Когда Дэльвьир на своём пяточке уже было, задремал, над горами разнёсся хрипловатый и величественный голос волынки, возможно, это играли монахи какого-то горного монастыря, обозначая закат светила. Когда звук стих со стороны руин древнего гирльдского хэза на соседнем утёсе немного южнее вполголоса заиграла скрипка. Дэльвьир сразу проснулся, ведь инструмент звучал совсем близко. В Адальире не знали скрипок, сходные инструменты криальтльиры имелись только в землях магистра Сан-Киви Фарфаллы, но и они звучали иначе, нежели привычные нашему слуху Страдивари. Значит, на соседнем утёсе был кто-то с Земли... Сон как ветром сдуло, Дэльвьир устремил взор в сторону развалин, и, напрягая зрение, рассмотрел среди камней слабый еле видный огонёк, словно кто-то был в развалинах, кто-то, кто развёл там костёр и играл на скрипке, созерцая его резво пляшущее пламя.

Дэльвьиру даже показалось, что он видит тени, танцующие изнутри на остатках стен, что вросли в утёс с незапамятных времён.
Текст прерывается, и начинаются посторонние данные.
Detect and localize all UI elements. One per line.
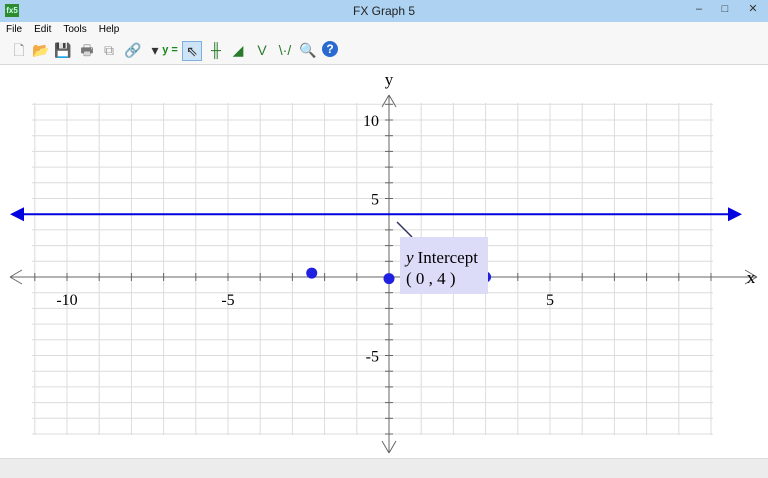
- window-title: FX Graph 5: [352, 4, 416, 18]
- area-icon[interactable]: ◢: [232, 42, 244, 58]
- tooltip-pointer: [396, 221, 413, 238]
- tooltip-var: y: [404, 248, 414, 267]
- menu-tools[interactable]: Tools: [63, 24, 87, 35]
- graph-point: [306, 267, 318, 279]
- menu-bar: File Edit Tools Help: [0, 22, 768, 37]
- open-folder-icon[interactable]: 📂: [32, 42, 50, 58]
- x-axis-label: x: [747, 268, 756, 287]
- close-button[interactable]: ✕: [748, 3, 758, 15]
- app-logo-icon: fx5: [5, 4, 19, 17]
- tooltip-value: ( 0 , 4 ): [406, 269, 456, 288]
- x-tick-label: -10: [56, 292, 77, 309]
- status-bar: [0, 458, 768, 478]
- table-icon[interactable]: ╫: [211, 42, 221, 58]
- pointer-icon[interactable]: ⇖: [182, 41, 202, 61]
- save-icon[interactable]: 💾: [54, 42, 72, 58]
- dropdown-arrow-icon[interactable]: ▾: [151, 42, 159, 58]
- x-tick-label: -5: [221, 292, 234, 309]
- maximize-button[interactable]: □: [721, 3, 729, 15]
- print-icon[interactable]: 🖶: [80, 42, 94, 58]
- y-axis-arrows: [381, 94, 397, 454]
- y-tick-label: 10: [363, 113, 379, 130]
- link-icon[interactable]: 🔗: [124, 42, 142, 58]
- graph-canvas[interactable]: -10 -5 5 10 5 -5 x y y Intercept( 0 , 4 ): [5, 65, 763, 457]
- y-tick-label: -5: [366, 349, 379, 366]
- tooltip-title: y Intercept: [404, 248, 478, 267]
- y-axis-label: y: [385, 70, 394, 89]
- graph-point: [383, 273, 395, 285]
- help-icon[interactable]: ?: [322, 41, 338, 57]
- menu-help[interactable]: Help: [98, 24, 120, 35]
- function-curve-icon[interactable]: V: [257, 42, 267, 58]
- x-tick-label: 5: [546, 292, 554, 309]
- x-axis-arrows: [9, 269, 758, 285]
- y-tick-label: 5: [371, 192, 379, 209]
- minimize-button[interactable]: –: [695, 3, 703, 15]
- menu-edit[interactable]: Edit: [34, 24, 52, 35]
- points-icon[interactable]: \·/: [278, 42, 292, 58]
- toolbar: 🗋 📂 💾 🖶 ⧉ 🔗 ▾ y = ⇖ ╫ ◢ V \·/ 🔍?: [0, 37, 768, 65]
- copy-icon[interactable]: ⧉: [104, 42, 114, 58]
- tooltip-label: Intercept: [418, 248, 479, 267]
- zoom-icon[interactable]: 🔍: [299, 42, 317, 58]
- title-bar: fx5 FX Graph 5 – □ ✕: [0, 0, 768, 23]
- menu-file[interactable]: File: [6, 24, 23, 35]
- new-icon[interactable]: 🗋: [13, 42, 25, 58]
- tooltip-box: [400, 237, 488, 294]
- equation-icon[interactable]: y =: [162, 44, 178, 56]
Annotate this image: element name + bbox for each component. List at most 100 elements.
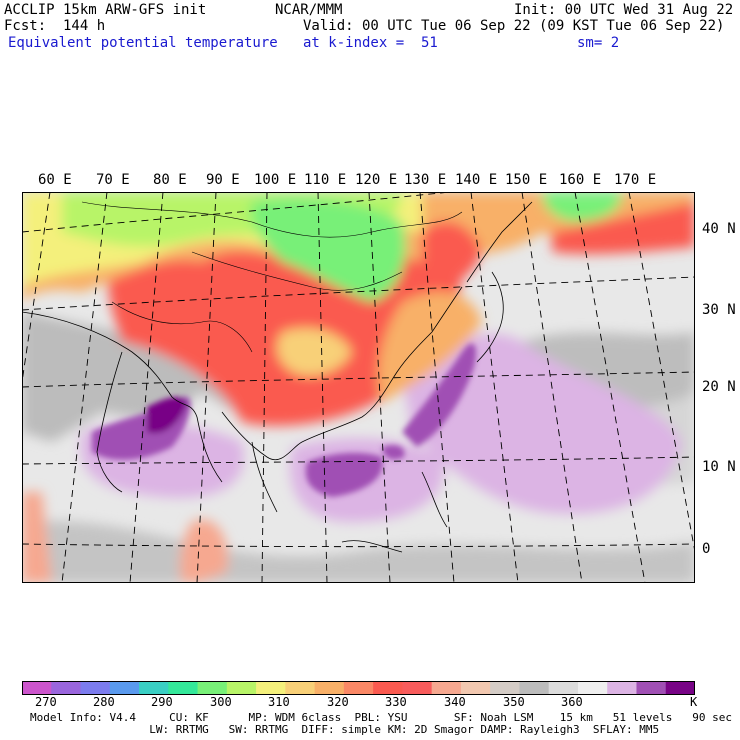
meridian-60e [22,192,51,383]
lat-label-10n: 10 N [702,459,736,475]
lon-label-130e: 130 E [404,172,447,188]
colorbar-swatch [431,681,462,695]
colorbar-swatch [256,681,286,695]
lon-label-170e: 170 E [614,172,657,188]
colorbar-swatch [519,681,550,695]
model-info-line1: Model Info: V4.4 CU: KF MP: WDM 6class P… [30,711,732,724]
red-manchuria [422,221,482,286]
lon-label-90e: 90 E [206,172,240,188]
meridian-120e [368,192,391,583]
colorbar-swatch [343,681,374,695]
parallel-10n [22,456,695,465]
colorbar-swatch [460,681,491,695]
coast-philippines [421,471,448,528]
meridian-100e [261,192,268,583]
coast-china [221,286,463,460]
parallel-40n [22,192,455,233]
red-north-pacific [552,202,695,255]
borders [81,201,463,353]
colorbar-swatch [314,681,345,695]
colorbar-swatch [548,681,579,695]
lon-label-160e: 160 E [559,172,602,188]
field-name: Equivalent potential temperature [8,35,278,51]
colorbar-tick-270: 270 [35,695,57,709]
lon-label-100e: 100 E [254,172,297,188]
meridian-150e [521,192,583,583]
lon-label-80e: 80 E [153,172,187,188]
graticule [22,192,695,583]
colorbar-unit: K [690,695,698,709]
colorbar-swatch [168,681,199,695]
colorbar-swatch [109,681,140,695]
lon-label-120e: 120 E [355,172,398,188]
colorbar-tick-320: 320 [327,695,349,709]
lon-label-150e: 150 E [505,172,548,188]
colorbar [22,681,695,695]
level-label: at k-index = 51 [303,35,438,51]
green-kamchatka [542,192,622,222]
border-himalaya [111,301,253,353]
yellow-central-china [276,328,352,376]
colorbar-swatch [197,681,228,695]
colorbar-swatch [51,681,82,695]
model-title: ACCLIP 15km ARW-GFS init [4,2,207,18]
coast-indochina [251,441,278,513]
smoothing-label: sm= 2 [577,35,620,51]
colorbar-tick-300: 300 [210,695,232,709]
coast-india-west [96,351,123,493]
colorbar-swatch [636,681,667,695]
meridian-170e [628,192,695,553]
colorbar-swatch [490,681,520,695]
colorbar-swatch [402,681,433,695]
colorbar-tick-360: 360 [561,695,583,709]
map-frame [22,192,695,583]
salmon-sumatra [180,519,228,583]
colorbar-swatch [607,681,637,695]
theta-e-map [22,192,695,583]
green-mongolia [251,198,406,302]
coast-borneo [341,540,403,553]
forecast-hour: Fcst: 144 h [4,18,106,34]
meridian-110e [317,192,328,583]
colorbar-tick-330: 330 [385,695,407,709]
parallel-30n [22,276,695,311]
meridian-140e [470,192,519,583]
colorbar-tick-350: 350 [503,695,525,709]
meridian-160e [574,192,646,583]
colorbar-tick-290: 290 [151,695,173,709]
lon-label-60e: 60 E [38,172,72,188]
lon-label-70e: 70 E [96,172,130,188]
colorbar-swatch [22,681,52,695]
colorbar-frame [22,681,695,695]
lon-label-110e: 110 E [304,172,347,188]
colorbar-swatch [577,681,608,695]
colorbar-swatch [226,681,257,695]
lat-label-40n: 40 N [702,221,736,237]
init-time: Init: 00 UTC Wed 31 Aug 22 [514,2,734,18]
lat-label-30n: 30 N [702,302,736,318]
border-china-mongolia [191,251,403,291]
parallel-20n [22,371,695,388]
lon-label-140e: 140 E [455,172,498,188]
lat-label-0: 0 [702,541,711,557]
meridian-70e [61,192,108,583]
colorbar-tick-310: 310 [268,695,290,709]
violet-bay-bengal [147,396,187,434]
coast-korea-japan [466,201,533,283]
center-label: NCAR/MMM [275,2,343,18]
colorbar-swatch [665,681,695,695]
colorbar-swatch [139,681,169,695]
coast-south-asia [22,311,223,483]
map-svg [22,192,695,583]
lilac-west-pacific [402,333,682,514]
purple-philippine-sea [402,343,477,447]
colorbar-tick-280: 280 [93,695,115,709]
coastlines [22,201,533,553]
meridian-130e [419,192,455,583]
border-mongolia-north [81,201,463,238]
colorbar-swatch [80,681,111,695]
lat-label-20n: 20 N [702,379,736,395]
grey-india-north [22,312,252,442]
colorbar-swatch [285,681,316,695]
purple-luzon [382,445,405,460]
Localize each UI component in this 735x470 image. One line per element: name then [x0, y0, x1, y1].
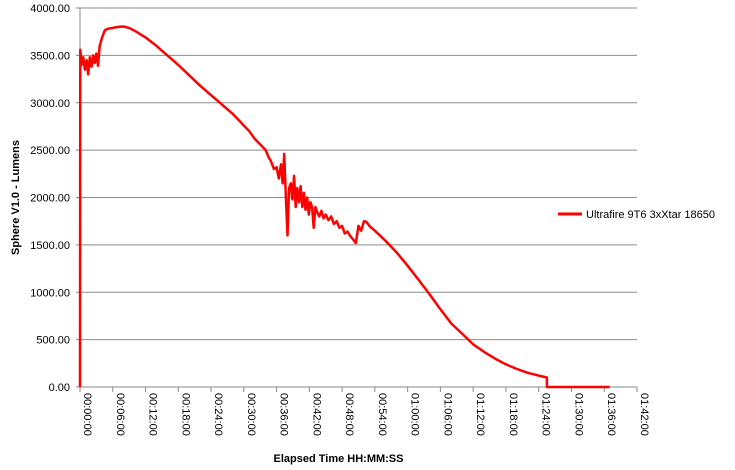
- x-axis-ticks: 00:00:00 00:06:00 00:12:00 00:18:00 00:24:00…: [79, 387, 650, 436]
- x-tick-label: 01:42:00: [638, 393, 650, 436]
- y-tick-label: 3000.00: [30, 98, 70, 110]
- x-tick-label: 01:00:00: [409, 393, 421, 436]
- x-tick-label: 01:30:00: [572, 393, 584, 436]
- x-tick-label: 00:06:00: [114, 393, 126, 436]
- x-tick-label: 00:48:00: [343, 393, 355, 436]
- x-tick-label: 01:36:00: [605, 393, 617, 436]
- grid-lines: [80, 7, 637, 341]
- y-tick-label: 4000.00: [30, 3, 70, 15]
- legend: Ultrafire 9T6 3xXtar 18650: [558, 209, 715, 221]
- series-layer: [78, 25, 610, 389]
- y-tick-label: 3500.00: [30, 50, 70, 62]
- x-tick-label: 01:24:00: [540, 393, 552, 436]
- y-tick-label: 0.00: [49, 382, 70, 394]
- x-tick-label: 00:00:00: [81, 393, 93, 436]
- x-tick-label: 00:42:00: [310, 393, 322, 436]
- y-tick-label: 500.00: [36, 335, 70, 347]
- x-tick-label: 00:24:00: [212, 393, 224, 436]
- y-tick-label: 1500.00: [30, 240, 70, 252]
- y-tick-label: 2000.00: [30, 193, 70, 205]
- x-tick-label: 00:54:00: [376, 393, 388, 436]
- x-tick-label: 01:18:00: [507, 393, 519, 436]
- x-axis-title: Elapsed Time HH:MM:SS: [274, 453, 404, 465]
- legend-label: Ultrafire 9T6 3xXtar 18650: [586, 209, 715, 221]
- x-tick-label: 01:12:00: [474, 393, 486, 436]
- y-tick-label: 2500.00: [30, 145, 70, 157]
- x-tick-label: 00:12:00: [147, 393, 159, 436]
- y-axis-ticks: 0.00 500.00 1000.00 1500.00 2000.00 2500.00 30…: [30, 3, 80, 394]
- y-axis-title: Sphere V1.0 - Lumens: [10, 140, 22, 255]
- y-tick-label: 1000.00: [30, 287, 70, 299]
- x-tick-label: 00:30:00: [245, 393, 257, 436]
- x-tick-label: 00:36:00: [278, 393, 290, 436]
- x-tick-label: 01:06:00: [441, 393, 453, 436]
- x-tick-label: 00:18:00: [179, 393, 191, 436]
- series-line: [78, 25, 610, 389]
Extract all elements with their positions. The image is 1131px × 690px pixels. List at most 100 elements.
Путник явно не случайно выбрал для ночлега именно этот полуразрушенный хэз, туда никак нельзя было добраться со стоянки вавилонцев, зато должно было быть отлично видно всю округу. Свет костра становился ярче, будто бы огонь разгорался, и подсвечивал тоненькую струйку дыма, поднимающуюся вверх из-за торчащей зубцами полуразрушенной каменной кладки у края обрыва. Скрипка продолжала играть, и голос её пронизывал всю обозримую темноту округи, продолжая своё движение эхом в пещерах и распадках. Дэльвьир успокоился и понял наконец, что странный музыкант недосягаем для него. Он устроился поудобнее, подложив руки под голову, и прилёг на правое ухо, левым чутко слушая чарующую музыку, какой давно уже не доводилось ему слышать. Ему сразу вспомнилась его деревня, где прошло всё его длинное солнечное детство. Та речушка, где он так любил купаться и клеверные луга, где паслись чёрно-белые бурёнки, и звенящие соловьиные рощи, и красивый белый домик с большой дружной семьёй, и всё прочее, что он так любил в своей жизни. И откуда, скажите, взялась эта ностальгия?! Потом ему вдруг подумалось о противоположной стороне Арвельдона, и той земле, что лежала у подножья могучего Свиреальского хребта с южной стороны. Его разум стала занимать мысль о том, а могут ли таинственные жители пещер Кау-Инс слышать сейчас голос этой скрипки, или он не долетает на такое расстояние? Его мысли становились всё более расплывчатыми и пространными, уводя разум от конкретики форм в нирвану логического бессмыслия, где только животворящие образы воображения повелевают энергией бытия, и всё, что ты можешь себе тогда представить - и есть твоя реальность.